Dua orang lain di belakang orang itu tertawa mengejek.
"Christina-sama, Flora-sama. Tetaplah di belakangku di pojok ruangan." Kata Vanessa, memegang pedangnya dengan ekspresi tajam.
"Ayo, Flora."
Christina segera meraih tangan Flora dan membawanya ke pojokkan ruangan, lalu membuatnya berdiri di belakangnya untuk melindunginya. Vanessa segera bergerak ke sudut ruangan itu dan berdiri sebagai dinding untuk melindungi mereka.
"Ohoho! Tanggapan standar ketika diserang di sebuah ruangan adalah untuk memperkuat pertahananmu. Yah, seseorang mungkin akan menyadari keributan ini jika kita terlalu lama, jadi mari kita selesaikan ini dengan cepat. Oi."
Orang di depan memberi isyarat dengan dagunya, dan dua di belakangnya pindah ke kiri dan kanan untuk mengepung mereka. Orang² itu juga semakin dekat dengan Christina, Flora dan Vanessa.
".........."
Kewaspadaan Vanessa meningkat, dengan cepat mengarahkan ujung pedangnya di antara ketiga orang itu sebagai ancaman untuk menjatuhkan yang pertama bergerak, bahkan jika itu berarti mempertaruhkan nyawanya sendiri.
"Ooh, betapa menakutkannya."
Kata orang yang bertubuh besar, mengejeknya.
[ Apa alasan orang-orang ini tidak menghunus pedang mereka karena mereka akan menangkap Christina-sama, Flora-sama hidup-hidup, bukan mati? ]
Vanessa berpikir dalam hati, memperhatikan para orang yang mendekat tanpa menghunus pedang mereka.
"Christina Onee-sama......"
"Tenanglah Flora. Aku akan melindungimu."

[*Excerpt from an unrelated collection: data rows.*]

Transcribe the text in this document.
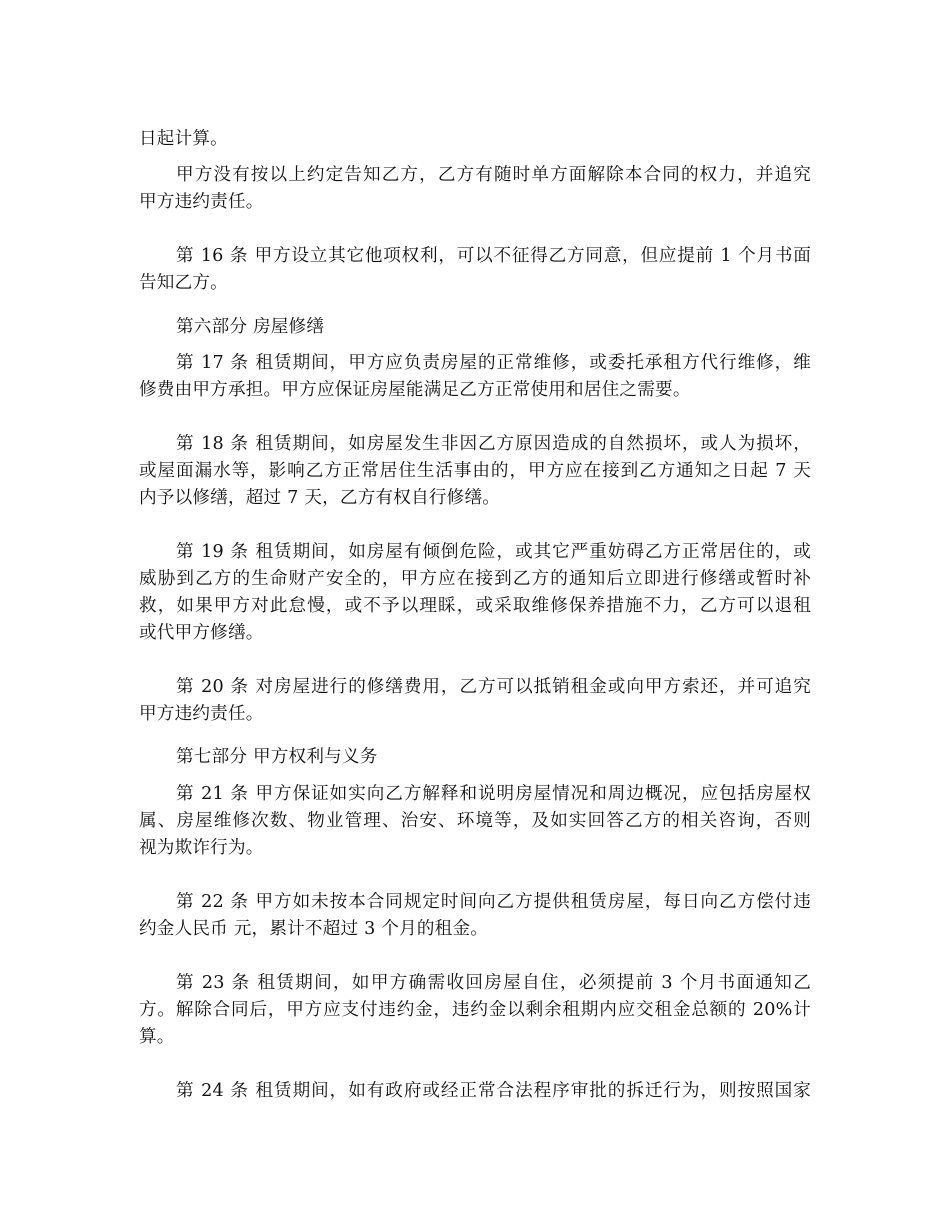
日起计算。
甲方没有按以上约定告知乙方，乙方有随时单方面解除本合同的权力，并追究
甲方违约责任。
第 16 条 甲方设立其它他项权利，可以不征得乙方同意，但应提前 1 个月书面
告知乙方。
第六部分 房屋修缮
第 17 条 租赁期间，甲方应负责房屋的正常维修，或委托承租方代行维修，维
修费由甲方承担。甲方应保证房屋能满足乙方正常使用和居住之需要。
第 18 条 租赁期间，如房屋发生非因乙方原因造成的自然损坏，或人为损坏，
或屋面漏水等，影响乙方正常居住生活事由的，甲方应在接到乙方通知之日起 7 天
内予以修缮，超过 7 天，乙方有权自行修缮。
第 19 条 租赁期间，如房屋有倾倒危险，或其它严重妨碍乙方正常居住的，或
威胁到乙方的生命财产安全的，甲方应在接到乙方的通知后立即进行修缮或暂时补
救，如果甲方对此怠慢，或不予以理睬，或采取维修保养措施不力，乙方可以退租
或代甲方修缮。
第 20 条 对房屋进行的修缮费用，乙方可以抵销租金或向甲方索还，并可追究
甲方违约责任。
第七部分 甲方权利与义务
第 21 条 甲方保证如实向乙方解释和说明房屋情况和周边概况，应包括房屋权
属、房屋维修次数、物业管理、治安、环境等，及如实回答乙方的相关咨询，否则
视为欺诈行为。
第 22 条 甲方如未按本合同规定时间向乙方提供租赁房屋，每日向乙方偿付违
约金人民币 元，累计不超过 3 个月的租金。
第 23 条 租赁期间，如甲方确需收回房屋自住，必须提前 3 个月书面通知乙
方。解除合同后，甲方应支付违约金，违约金以剩余租期内应交租金总额的 20%计
算。
第 24 条 租赁期间，如有政府或经正常合法程序审批的拆迁行为，则按照国家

Christina mencengkeram tangan yang digenggam Flora dengan gugup di lengan bajunya.
"Haaah!"
Orang yang berdiri di depan berteriak, mendorong mereka bertiga untuk menyerang Vanessa sekaligus. Vanesaa tidak bisa menangani ketiga serangan mereka sekaligus.
"Ngh......"
Vanessa menyesuaikan posisi pedangnya dengan gerakan kecil, lalu mengayunkan pedangnya secara horizontal untuk menebas ketiganya sekaligus.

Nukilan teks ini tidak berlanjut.